Versi kedua, Hayy adalah anak alam. Satu kisah menyebutkan, Hayy di buahkan dari suatu perpohonan yang tidak disebutkan jenisnya. Kisah lain menceritakan bahwa, Hayy berasal dari tanah yang merah dari perut bumi, kemudian berproses menjadi seorang bayi. Hayy bayi dipelihara seekor Kijang betina yang kematian anak, sampai Hayy dapat mengenal lingkungan sekitarnya, lalu Allah mengaruniai kecerdasan yang luar biasa. Karnanya, Ia dapat menemukan api, memuat berbagai alat, perisai dan senjata. Bahkan, Ia sanggup mengenal hakikat tertinggi di alam wujud dan di alam metafisik,
Tak hanya itu, Ia juga dapat mengenal semuanya melalui jalan filsafat. Jalan itulah yang mendorongnya. Berusaha melalui cahaya yang filosofis untuk mencapai kesatuan dengan tuhan. Bersatu dan berhubungan dengan tuhan adalah pengetahuan sempurna dan kebahagiaan tertinggi yang abadi. Untuk mencapai tujuannya, Hayy masuk kedalam Gua, berpuasa terus-menerus selama empat puluh hari, dan juga berusaha sekuat-kuatnya untuk memisahkan akal fikirannya dari dunia luar dan dari badannya sendiri dengan jalan merenung memikirkan dzat Tuhan agar dapat berhubungan dengannya.
Tujuh Fase Kehidupan Hayy Ibnu Yaqzan
Fase pertama: Hayy dipelihara seekor Kijang, hingga ia dapat belajar tidak tunduk, dan bahasa hewan sekelilingnya. Ia mulai menutupi tubuhnya membuat tempat berteduh dan mempersenjatai dirinya. Bahkan ia mulai menyimpan bahan makanan untuk persiapan.
Fase kedua: Kijang yang memeliharanya mati. Hayy berusaha untuk mengetahui penyebab kematian Kijang itu, dan kematian binatang-binatang lainnya. Hasil penyelidikannya menyimpulklan adanya jiwa yang merupakan daya sentral dan bersifat immateri. Jiwa tersebut berfungsi sebagai penggerak jasad binatang-binatang. Hayy menemukan hal itu setelah melakukan pembedahan teradap mayat-mayat binatang. Pada tahap ini pula ia mengetahui fungsi setiap anggota badan dan daya yang menggerakkanya.
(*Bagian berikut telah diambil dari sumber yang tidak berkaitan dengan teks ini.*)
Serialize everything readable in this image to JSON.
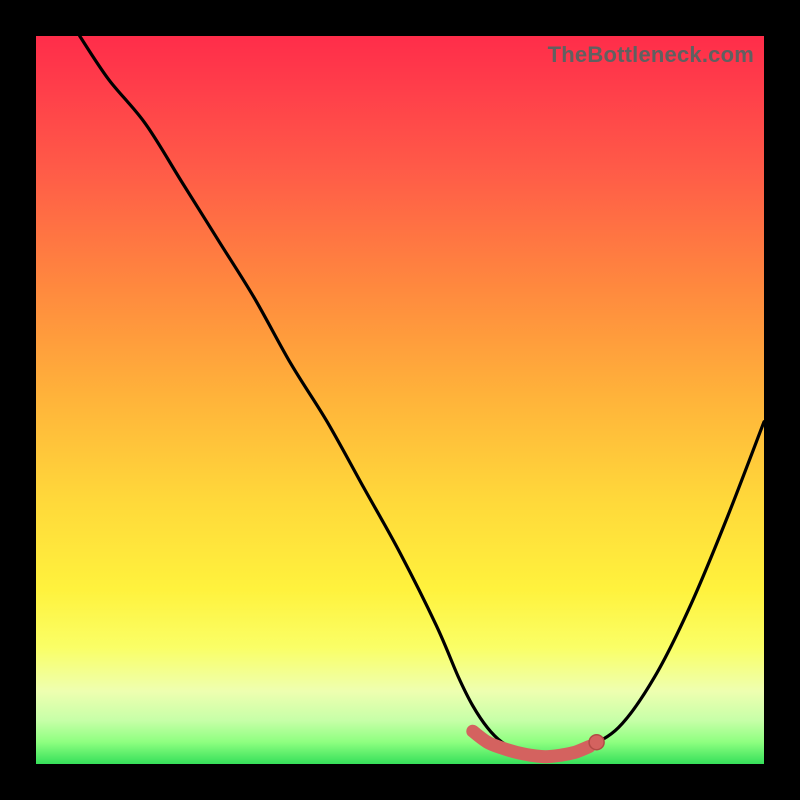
{
  "watermark": "TheBottleneck.com",
  "colors": {
    "frame": "#000000",
    "curve": "#000000",
    "marker": "#d4625f",
    "marker_stroke": "#b24b46"
  },
  "chart_data": {
    "type": "line",
    "title": "",
    "xlabel": "",
    "ylabel": "",
    "xlim": [
      0,
      100
    ],
    "ylim": [
      0,
      100
    ],
    "grid": false,
    "legend": false,
    "series": [
      {
        "name": "bottleneck-curve",
        "x": [
          6,
          10,
          15,
          20,
          25,
          30,
          35,
          40,
          45,
          50,
          55,
          58,
          60,
          62,
          64,
          66,
          68,
          70,
          72,
          75,
          80,
          85,
          90,
          95,
          100
        ],
        "y": [
          100,
          94,
          88,
          80,
          72,
          64,
          55,
          47,
          38,
          29,
          19,
          12,
          8,
          5,
          3,
          2,
          1,
          1,
          1,
          2,
          5,
          12,
          22,
          34,
          47
        ]
      }
    ],
    "highlight": {
      "name": "optimal-range",
      "x": [
        60,
        62,
        64,
        66,
        68,
        70,
        72,
        74,
        76
      ],
      "y": [
        4.5,
        3.0,
        2.2,
        1.6,
        1.2,
        1.0,
        1.2,
        1.6,
        2.4
      ]
    },
    "marker_point": {
      "x": 77,
      "y": 3.0
    }
  }
}
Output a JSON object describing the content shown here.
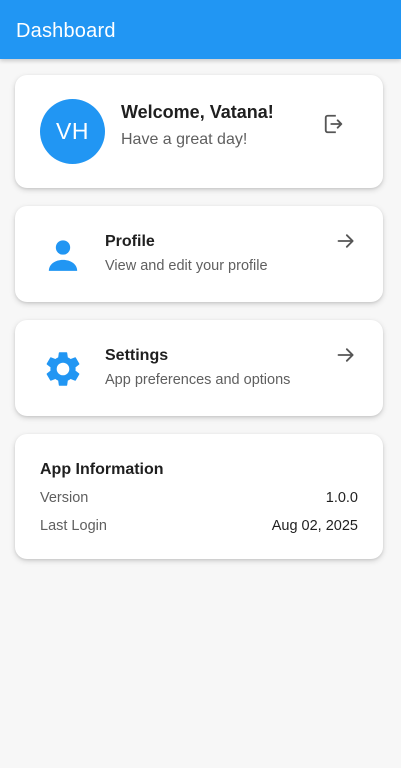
{
  "appbar": {
    "title": "Dashboard"
  },
  "welcome": {
    "initials": "VH",
    "greeting": "Welcome, Vatana!",
    "subtitle": "Have a great day!"
  },
  "menu": [
    {
      "title": "Profile",
      "subtitle": "View and edit your profile",
      "icon": "person-icon"
    },
    {
      "title": "Settings",
      "subtitle": "App preferences and options",
      "icon": "gear-icon"
    }
  ],
  "info": {
    "title": "App Information",
    "rows": [
      {
        "label": "Version",
        "value": "1.0.0"
      },
      {
        "label": "Last Login",
        "value": "Aug 02, 2025"
      }
    ]
  },
  "colors": {
    "primary": "#2196f3",
    "background": "#f7f7f7",
    "card": "#ffffff",
    "text_primary": "#1f1f1f",
    "text_secondary": "#5f5f5f"
  }
}
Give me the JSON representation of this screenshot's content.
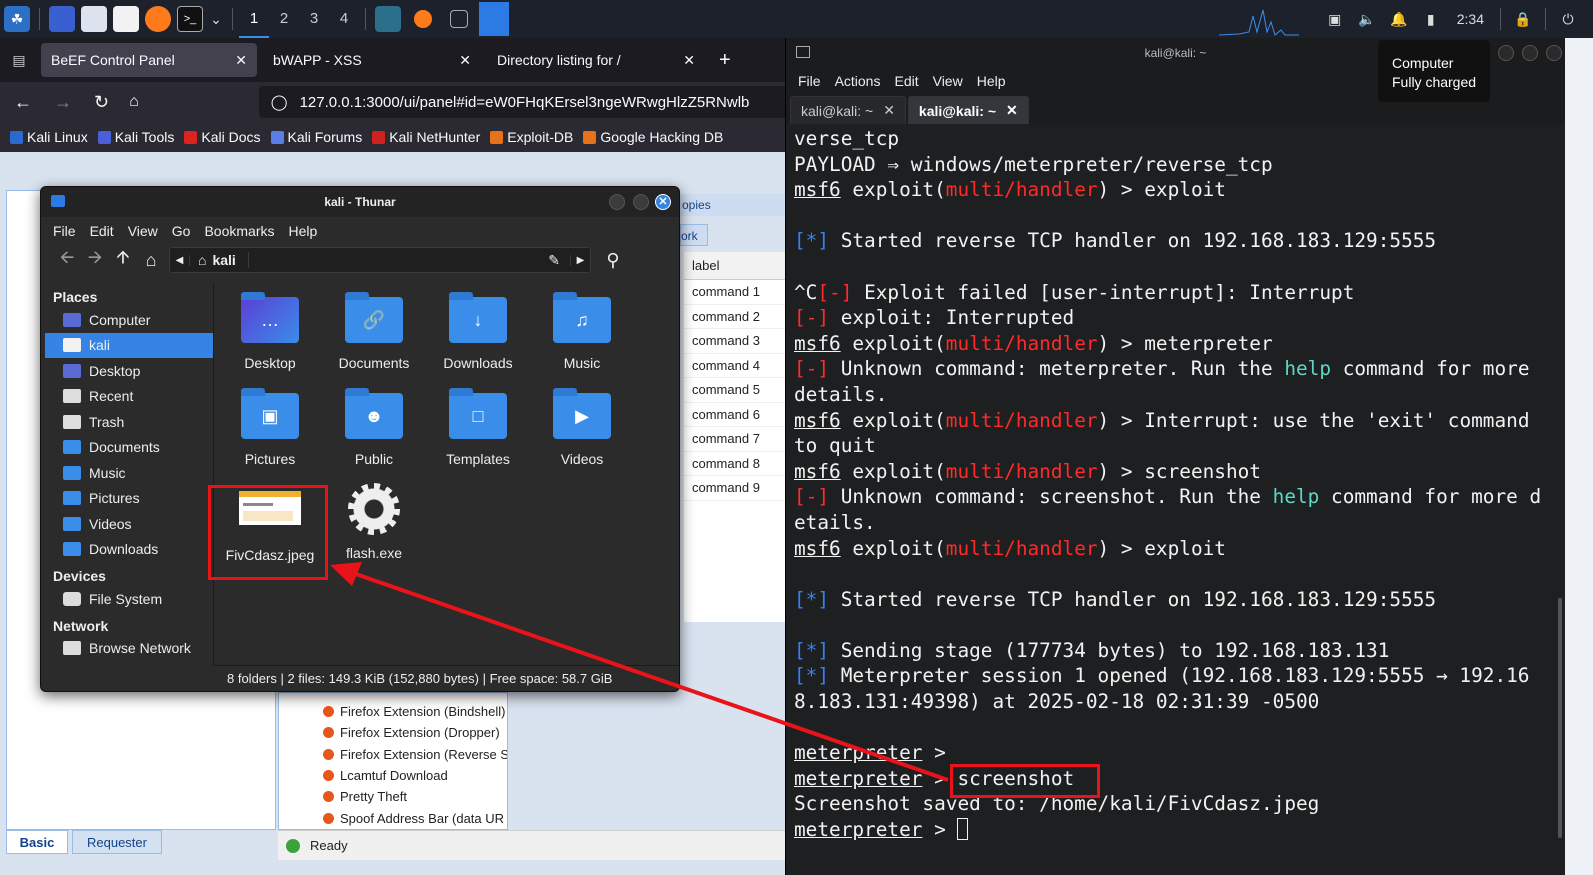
{
  "taskbar": {
    "workspaces": [
      "1",
      "2",
      "3",
      "4"
    ],
    "clock": "2:34"
  },
  "tooltip": {
    "title": "Computer",
    "status": "Fully charged"
  },
  "firefox": {
    "tabs": [
      {
        "label": "BeEF Control Panel"
      },
      {
        "label": "bWAPP - XSS"
      },
      {
        "label": "Directory listing for /"
      }
    ],
    "url": "127.0.0.1:3000/ui/panel#id=eW0FHqKErsel3ngeWRwgHlzZ5RNwlb",
    "bookmarks": [
      "Kali Linux",
      "Kali Tools",
      "Kali Docs",
      "Kali Forums",
      "Kali NetHunter",
      "Exploit-DB",
      "Google Hacking DB"
    ]
  },
  "beef": {
    "tab_partial": "opies",
    "tab_partial2": "ork",
    "label_header": "label",
    "commands": [
      "command 1",
      "command 2",
      "command 3",
      "command 4",
      "command 5",
      "command 6",
      "command 7",
      "command 8",
      "command 9"
    ],
    "modules": [
      "Firefox Extension (Bindshell)",
      "Firefox Extension (Dropper)",
      "Firefox Extension (Reverse S",
      "Lcamtuf Download",
      "Pretty Theft",
      "Spoof Address Bar (data UR"
    ],
    "bottom_tabs": [
      "Basic",
      "Requester"
    ],
    "status": "Ready"
  },
  "thunar": {
    "title": "kali - Thunar",
    "menu": [
      "File",
      "Edit",
      "View",
      "Go",
      "Bookmarks",
      "Help"
    ],
    "path": "kali",
    "places_header": "Places",
    "places": [
      "Computer",
      "kali",
      "Desktop",
      "Recent",
      "Trash",
      "Documents",
      "Music",
      "Pictures",
      "Videos",
      "Downloads"
    ],
    "devices_header": "Devices",
    "devices": [
      "File System"
    ],
    "network_header": "Network",
    "network": [
      "Browse Network"
    ],
    "items": [
      "Desktop",
      "Documents",
      "Downloads",
      "Music",
      "Pictures",
      "Public",
      "Templates",
      "Videos",
      "FivCdasz.jpeg",
      "flash.exe"
    ],
    "status": "8 folders  |  2 files: 149.3 KiB (152,880 bytes)  |  Free space: 58.7 GiB"
  },
  "terminal": {
    "title": "kali@kali: ~",
    "menu": [
      "File",
      "Actions",
      "Edit",
      "View",
      "Help"
    ],
    "tabs": [
      "kali@kali: ~",
      "kali@kali: ~"
    ]
  },
  "colors": {
    "accent": "#3584e4",
    "annotation": "#e8141a",
    "prompt_red": "#ff2a2a",
    "info_blue": "#3a7ff2"
  }
}
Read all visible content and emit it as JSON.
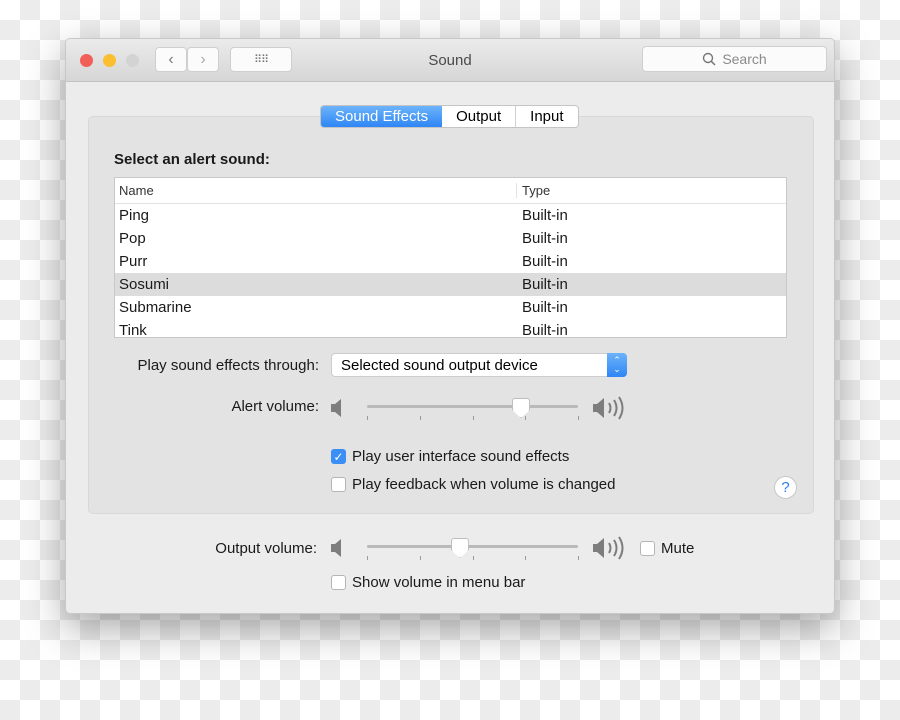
{
  "window": {
    "title": "Sound",
    "search_placeholder": "Search"
  },
  "tabs": [
    {
      "label": "Sound Effects",
      "active": true
    },
    {
      "label": "Output",
      "active": false
    },
    {
      "label": "Input",
      "active": false
    }
  ],
  "alert_sound": {
    "heading": "Select an alert sound:",
    "columns": [
      "Name",
      "Type"
    ],
    "rows": [
      {
        "name": "Ping",
        "type": "Built-in"
      },
      {
        "name": "Pop",
        "type": "Built-in"
      },
      {
        "name": "Purr",
        "type": "Built-in"
      },
      {
        "name": "Sosumi",
        "type": "Built-in",
        "selected": true
      },
      {
        "name": "Submarine",
        "type": "Built-in"
      },
      {
        "name": "Tink",
        "type": "Built-in"
      }
    ]
  },
  "play_through": {
    "label": "Play sound effects through:",
    "value": "Selected sound output device"
  },
  "alert_volume": {
    "label": "Alert volume:",
    "level": 0.73
  },
  "checkboxes": {
    "ui_sounds": {
      "label": "Play user interface sound effects",
      "checked": true
    },
    "feedback": {
      "label": "Play feedback when volume is changed",
      "checked": false
    }
  },
  "help": "?",
  "output_volume": {
    "label": "Output volume:",
    "level": 0.44
  },
  "mute": {
    "label": "Mute",
    "checked": false
  },
  "menu_bar": {
    "label": "Show volume in menu bar",
    "checked": false
  },
  "colors": {
    "accent": "#3b8ef5",
    "close": "#f25f58",
    "minimize": "#fbbe2e"
  }
}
Fase ketiga: Hayy mulai mengetahui api, kagunaaan dan sumbernya. Dari pemikirannya tentang itu, ia sampai kepada kesimpulan tentang adanya kausalitas yang menyebabkan adanya tertib alam dan akal budi.
Fase keempat: Hayy mulai mengetahui kesatuan dan keberagaman pada jasad dan jiwa yang telah di amatinya. Pada tahap ini, ia telah sampai kepada generalisasi dan klasifikasi berdasarkan kesatuan dan keberagaman itu.
Fase kelima: Hayy melihat keatas dan memperhatikan benda-benda langit. Dari pengamatannya itu ia mengetahui astronomi. Namun yang lebih penting, dengan melihat ketertiban dan keteraturan serta pergerakan dan perubahan, ia memikirkan kesamaan dengan bumi atau makhluk bumi dan menyimpulkan kepastian adanya penggerak tertentu yang sama untuk semuanya.
Fase keenam: Hayy menegaskan bahwa, perbedaan perjalanan antara jasad yang materi dengan jiwa yang immateri, di samping menemukan kepastian adanya penggerak yang disebut wajib al-wujud. Menurutnya, asal alam materi itu tidak memungkinkan materi lagi. Karena jika demikian, tentulah ada rangkaian materi yang tidak pernah berunjung (tasalsul). Jadi asal pertama ini haruslah immateri dan wajib al-wujud. Jasad itu berbeda perjalanannya dengan jiwa. Jiwa yang immateri itulah yang dapat mengetahui wajib al-wujud, dan selalu tunduk kepadanya, dengan begitu jiwa tersebut akan abadi. Sebaliknya, ada yang tidak mengenal dan tunduk kepadanya akan hancur.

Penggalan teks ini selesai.